The foundational claims of the essay are demonstrably false in their extremism. While it’s obvious that some people who identify with a religious or political label are impossible to talk to, it’s equally obvious that that doesn’t apply to everyone with a religious or political identity. To claim that you can “never have a fruitful argument” about politics with someone who holds political beliefs is absurd. I have had many such conversations with conservatives, liberals, libertarians, devout atheists, fundamentalist Christians, etc. These conversations have borne fruit in the form of a greater understanding of (and sometimes a change to) my own identity and beliefs.

Even the strength of one’s identity is not necessarily a determining factor in whether or not that person is able to have a fruitful discussion. There are people with very strong political or religious beliefs (Desmond Tutu, Joe Clark, Bill Blaikie, Barack Obama) who are still constructive and flexible for the sake of good debate where others are rigid. (That does not mean they don’t hold strongly to their beliefs, simply that they are confident enough in their beliefs to have them tested and questioned from different perspectives.) Conversely, I have known people to be rigid and stubbornly argumentative simply for the sake of arguing, even though they’ll later admit, when pressed, that they didn’t actually believe in anything they were saying.

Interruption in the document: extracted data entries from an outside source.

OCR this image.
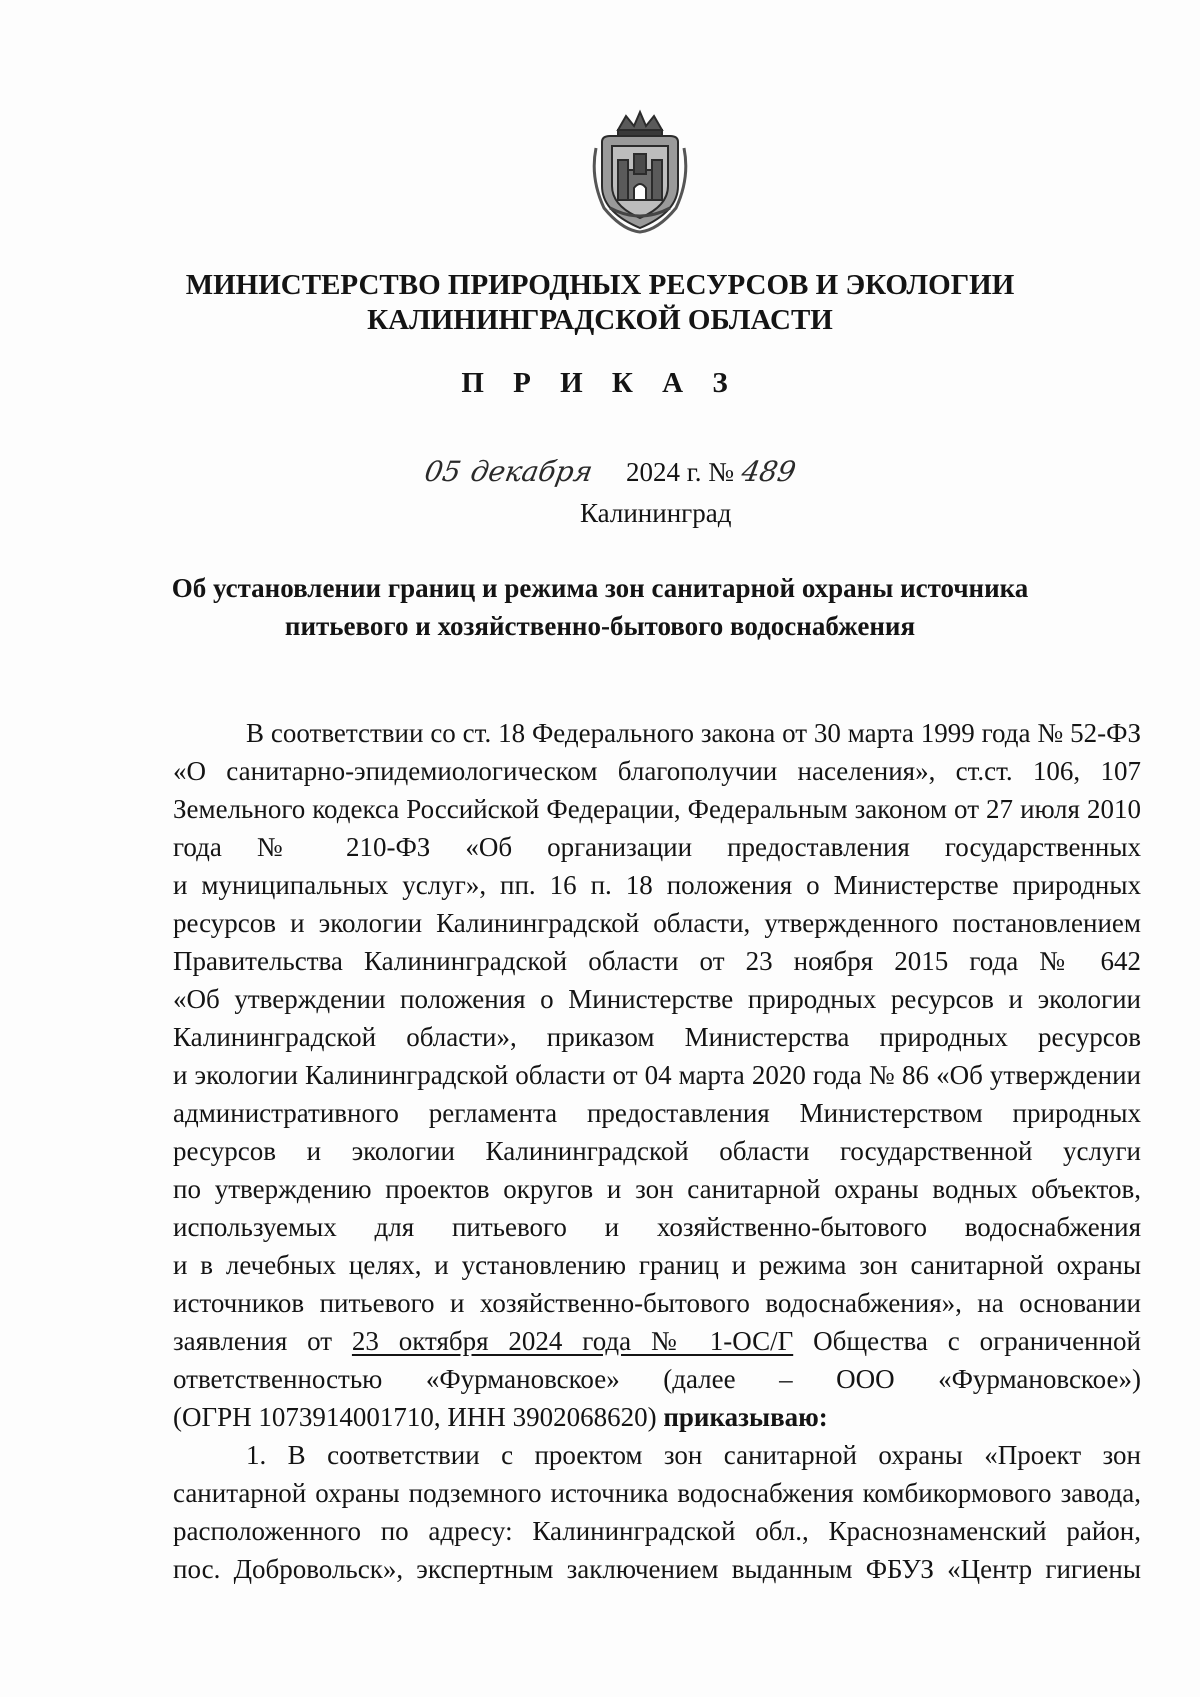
МИНИСТЕРСТВО ПРИРОДНЫХ РЕСУРСОВ И ЭКОЛОГИИ
КАЛИНИНГРАДСКОЙ ОБЛАСТИ
П Р И К А З
05 декабря 2024 г. № 489
Калининград
Об установлении границ и режима зон санитарной охраны источника
питьевого и хозяйственно-бытового водоснабжения
В соответствии со ст. 18 Федерального закона от 30 марта 1999 года № 52-ФЗ
«О санитарно-эпидемиологическом благополучии населения», ст.ст. 106, 107
Земельного кодекса Российской Федерации, Федеральным законом от 27 июля 2010
года № 210-ФЗ «Об организации предоставления государственных
и муниципальных услуг», пп. 16 п. 18 положения о Министерстве природных
ресурсов и экологии Калининградской области, утвержденного постановлением
Правительства Калининградской области от 23 ноября 2015 года № 642
«Об утверждении положения о Министерстве природных ресурсов и экологии
Калининградской области», приказом Министерства природных ресурсов
и экологии Калининградской области от 04 марта 2020 года № 86 «Об утверждении
административного регламента предоставления Министерством природных
ресурсов и экологии Калининградской области государственной услуги
по утверждению проектов округов и зон санитарной охраны водных объектов,
используемых для питьевого и хозяйственно-бытового водоснабжения
и в лечебных целях, и установлению границ и режима зон санитарной охраны
источников питьевого и хозяйственно-бытового водоснабжения», на основании
заявления от 23 октября 2024 года № 1-ОС/Г Общества с ограниченной
ответственностью «Фурмановское» (далее – ООО «Фурмановское»)
(ОГРН 1073914001710, ИНН 3902068620) приказываю:
1. В соответствии с проектом зон санитарной охраны «Проект зон
санитарной охраны подземного источника водоснабжения комбикормового завода,
расположенного по адресу: Калининградской обл., Краснознаменский район,
пос. Добровольск», экспертным заключением выданным ФБУЗ «Центр гигиены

Graham is therefore not describing anyone and everyone with an identity, but rather people who are stubborn, rigid, extreme or fundamentalist in their identity. People in this category can have many labels or even none.

I regard the conclusion that it’s advisable to “keep your identity small” to be at best unproductive and at worst dangerous. I would rather surround myself with people who disagree with me and belong to different schools of thought yet are willing to respect diversity of opinion and belief than with people who have gone out of their way to try and not answer the questions “who am I, what do I believe in, what do I think is worth advocating and standing up for?” Those are the questions that define identity, and that drive individual and societal improvement and progress.

I therefore think it is more advisable to allow your identity to grow and flourish, but to keep it humble. Hold beliefs, but don’t stop questioning them. Find truths, but never stop seeking new ones. Create an identity for yourself, but never stop growing and evolving as you learn from the identities that others have created for themselves. Take pride in the communities you choose to belong to, and respect and admire those to which you do not belong.

And finally, in arguments, try to follow Graham’s advice on how to disagree, which I think is much more productive than his advice to keep your identity small.